3. The lens transmission device as claimed in claim 2, wherein the second side plate includes a main body portion fixedly connected to the upper connecting plate, a mounting plate extending from a side of the main body portion away from the upper connecting plate to the driving assembly in a bending manner, and a third through hole penetrating through the mounting plate; the supporting table and the mounting plates are arranged at intervals relatively, the fixing rod extends to the upper connecting plate in an abutting mode through the third through hole, and the piezoelectric patches are clamped and fixed between the supporting table and the mounting plates.

4. A lens driving device according to claim 2 or 3, wherein the piezoelectric sheet is made of any one of piezoelectric single crystal, piezoelectric polycrystal and organic piezoelectric material.

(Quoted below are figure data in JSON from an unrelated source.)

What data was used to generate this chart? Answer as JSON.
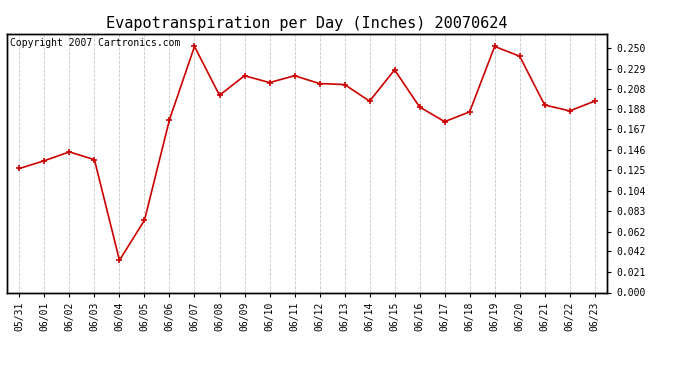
{
  "title": "Evapotranspiration per Day (Inches) 20070624",
  "copyright_text": "Copyright 2007 Cartronics.com",
  "x_labels": [
    "05/31",
    "06/01",
    "06/02",
    "06/03",
    "06/04",
    "06/05",
    "06/06",
    "06/07",
    "06/08",
    "06/09",
    "06/10",
    "06/11",
    "06/12",
    "06/13",
    "06/14",
    "06/15",
    "06/16",
    "06/17",
    "06/18",
    "06/19",
    "06/20",
    "06/21",
    "06/22",
    "06/23"
  ],
  "y_values": [
    0.127,
    0.135,
    0.144,
    0.136,
    0.033,
    0.074,
    0.177,
    0.252,
    0.202,
    0.222,
    0.215,
    0.222,
    0.214,
    0.213,
    0.196,
    0.228,
    0.19,
    0.175,
    0.185,
    0.252,
    0.242,
    0.192,
    0.186,
    0.196
  ],
  "line_color": "#cc0000",
  "marker": "+",
  "marker_size": 5,
  "background_color": "#ffffff",
  "plot_bg_color": "#ffffff",
  "grid_color": "#c8c8c8",
  "y_ticks": [
    0.0,
    0.021,
    0.042,
    0.062,
    0.083,
    0.104,
    0.125,
    0.146,
    0.167,
    0.188,
    0.208,
    0.229,
    0.25
  ],
  "ylim": [
    0.0,
    0.265
  ],
  "title_fontsize": 11,
  "copyright_fontsize": 7,
  "tick_fontsize": 7,
  "figsize": [
    6.9,
    3.75
  ],
  "dpi": 100
}
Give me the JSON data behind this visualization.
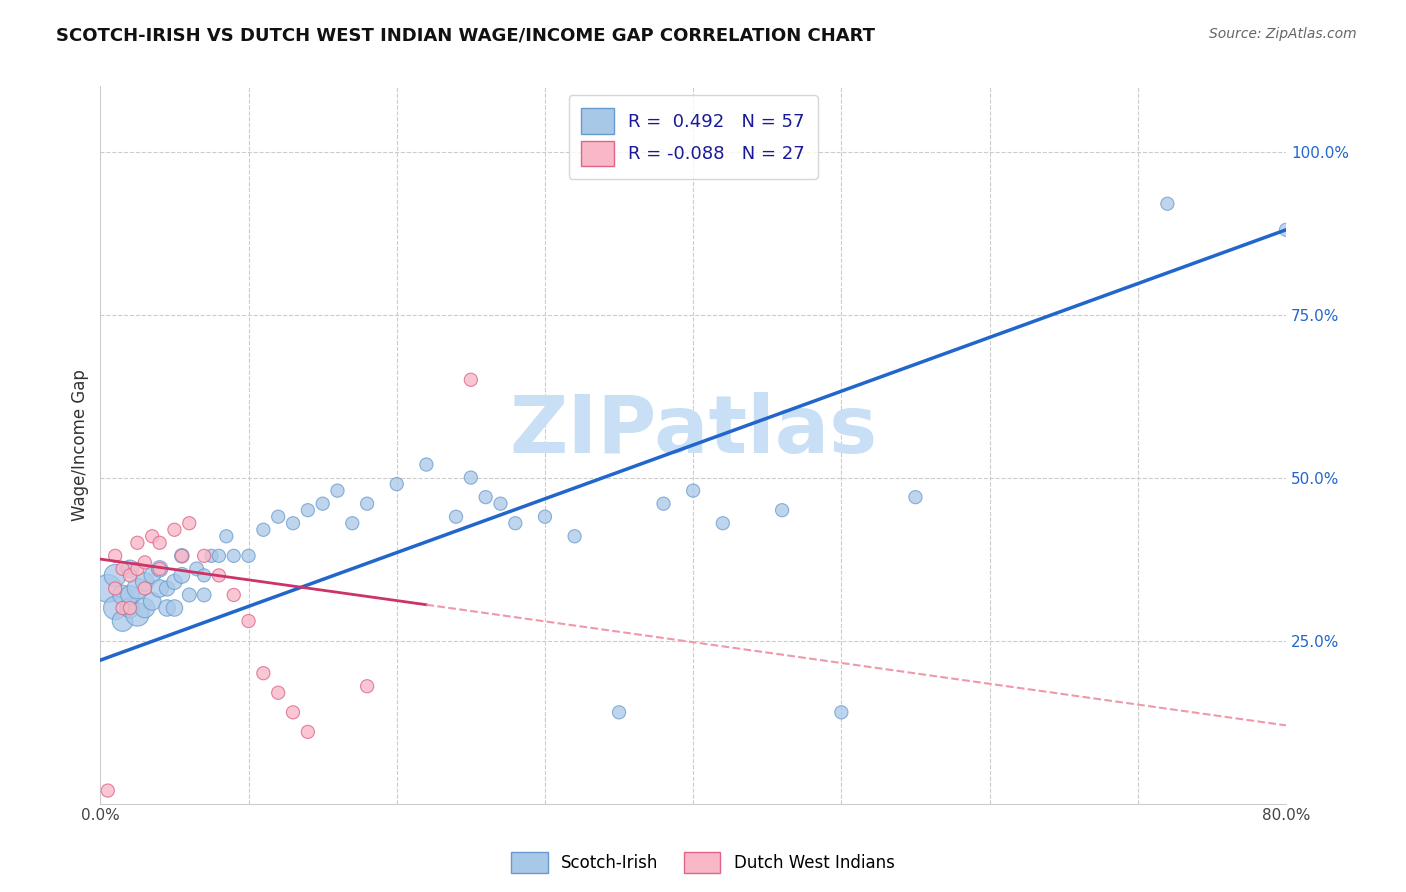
{
  "title": "SCOTCH-IRISH VS DUTCH WEST INDIAN WAGE/INCOME GAP CORRELATION CHART",
  "source": "Source: ZipAtlas.com",
  "ylabel": "Wage/Income Gap",
  "xlim": [
    0.0,
    0.8
  ],
  "ylim": [
    0.0,
    1.1
  ],
  "y_ticks_right": [
    0.25,
    0.5,
    0.75,
    1.0
  ],
  "y_tick_labels_right": [
    "25.0%",
    "50.0%",
    "75.0%",
    "100.0%"
  ],
  "series1_name": "Scotch-Irish",
  "series1_R": "0.492",
  "series1_N": "57",
  "series1_color": "#a8c8e8",
  "series1_edge_color": "#6699cc",
  "series2_name": "Dutch West Indians",
  "series2_R": "-0.088",
  "series2_N": "27",
  "series2_color": "#f8b8c8",
  "series2_edge_color": "#dd6688",
  "trend1_color": "#2266cc",
  "trend2_solid_color": "#cc3366",
  "trend2_dash_color": "#ee99aa",
  "watermark": "ZIPatlas",
  "watermark_color": "#c8dff5",
  "background_color": "#ffffff",
  "grid_color": "#cccccc",
  "title_fontsize": 13,
  "series1_x": [
    0.005,
    0.01,
    0.01,
    0.015,
    0.015,
    0.02,
    0.02,
    0.02,
    0.025,
    0.025,
    0.03,
    0.03,
    0.035,
    0.035,
    0.04,
    0.04,
    0.045,
    0.045,
    0.05,
    0.05,
    0.055,
    0.055,
    0.06,
    0.065,
    0.07,
    0.07,
    0.075,
    0.08,
    0.085,
    0.09,
    0.1,
    0.11,
    0.12,
    0.13,
    0.14,
    0.15,
    0.16,
    0.17,
    0.18,
    0.2,
    0.22,
    0.24,
    0.25,
    0.26,
    0.27,
    0.28,
    0.3,
    0.32,
    0.35,
    0.38,
    0.4,
    0.42,
    0.46,
    0.5,
    0.55,
    0.72,
    0.8
  ],
  "series1_y": [
    0.33,
    0.3,
    0.35,
    0.28,
    0.32,
    0.3,
    0.32,
    0.36,
    0.29,
    0.33,
    0.3,
    0.34,
    0.31,
    0.35,
    0.33,
    0.36,
    0.3,
    0.33,
    0.3,
    0.34,
    0.35,
    0.38,
    0.32,
    0.36,
    0.32,
    0.35,
    0.38,
    0.38,
    0.41,
    0.38,
    0.38,
    0.42,
    0.44,
    0.43,
    0.45,
    0.46,
    0.48,
    0.43,
    0.46,
    0.49,
    0.52,
    0.44,
    0.5,
    0.47,
    0.46,
    0.43,
    0.44,
    0.41,
    0.14,
    0.46,
    0.48,
    0.43,
    0.45,
    0.14,
    0.47,
    0.92,
    0.88
  ],
  "series1_sizes": [
    400,
    280,
    250,
    220,
    200,
    200,
    180,
    160,
    280,
    220,
    200,
    180,
    160,
    140,
    160,
    140,
    140,
    120,
    140,
    120,
    130,
    110,
    100,
    100,
    100,
    90,
    90,
    90,
    90,
    90,
    90,
    90,
    90,
    90,
    90,
    90,
    90,
    90,
    90,
    90,
    90,
    90,
    90,
    90,
    90,
    90,
    90,
    90,
    90,
    90,
    90,
    90,
    90,
    90,
    90,
    90,
    90
  ],
  "series2_x": [
    0.005,
    0.01,
    0.01,
    0.015,
    0.015,
    0.02,
    0.02,
    0.025,
    0.025,
    0.03,
    0.03,
    0.035,
    0.04,
    0.04,
    0.05,
    0.055,
    0.06,
    0.07,
    0.08,
    0.09,
    0.1,
    0.11,
    0.12,
    0.13,
    0.14,
    0.18,
    0.25
  ],
  "series2_y": [
    0.02,
    0.33,
    0.38,
    0.3,
    0.36,
    0.3,
    0.35,
    0.36,
    0.4,
    0.33,
    0.37,
    0.41,
    0.36,
    0.4,
    0.42,
    0.38,
    0.43,
    0.38,
    0.35,
    0.32,
    0.28,
    0.2,
    0.17,
    0.14,
    0.11,
    0.18,
    0.65
  ],
  "series2_sizes": [
    90,
    90,
    90,
    90,
    90,
    90,
    90,
    90,
    90,
    90,
    90,
    90,
    90,
    90,
    90,
    90,
    90,
    90,
    90,
    90,
    90,
    90,
    90,
    90,
    90,
    90,
    90
  ],
  "trend1_x0": 0.0,
  "trend1_y0": 0.22,
  "trend1_x1": 0.8,
  "trend1_y1": 0.88,
  "trend2_solid_x0": 0.0,
  "trend2_solid_y0": 0.375,
  "trend2_solid_x1": 0.22,
  "trend2_solid_y1": 0.305,
  "trend2_dash_x0": 0.22,
  "trend2_dash_y0": 0.305,
  "trend2_dash_x1": 0.8,
  "trend2_dash_y1": 0.12
}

5. The lens driving apparatus as claimed in claim 1, wherein the driving assembly further includes a fixing bracket including first and second plates fixed to opposite ends of the screw, respectively, and a fixing plate connecting the first and second plates and spaced apart from the screw.

6. The lens driving device as claimed in claim 5, wherein the driving assembly further includes a second guide rod spaced apart from and parallel to the screw, two ends of the second guide rod are fixed to the first plate and the second plate, respectively, and the slider is sleeved on the second guide rod and forms a sliding connection.

7. The lens driving device as claimed in claim 2, wherein the driving device includes a first motor and a first reducer connected to an output end of the first motor and coaxially disposed, and the screw is connected to an output end of the first reducer and coaxially disposed.

8. The lens driving device as claimed in claim 7, wherein the driving device further includes a second motor, and the rotating shaft is connected to an output end of the second motor and is coaxially disposed.

9. The lens driving device as claimed in claim 8, wherein the driving device further includes a second speed reducer connected to and coaxially disposed with an output end of the second motor, and the rotation shaft is connected to and coaxially disposed with an output end of the second speed reducer.

10. A mobile terminal, comprising a housing having a receiving space and the lens driving device according to any one of claims 1 to 9 installed in the receiving space, wherein the housing has a through hole penetrating through the housing, the lens module is disposed opposite to the through hole, and the driving component pushes the lens module out of the receiving space or retracts into the receiving space through the through hole by the supporting component.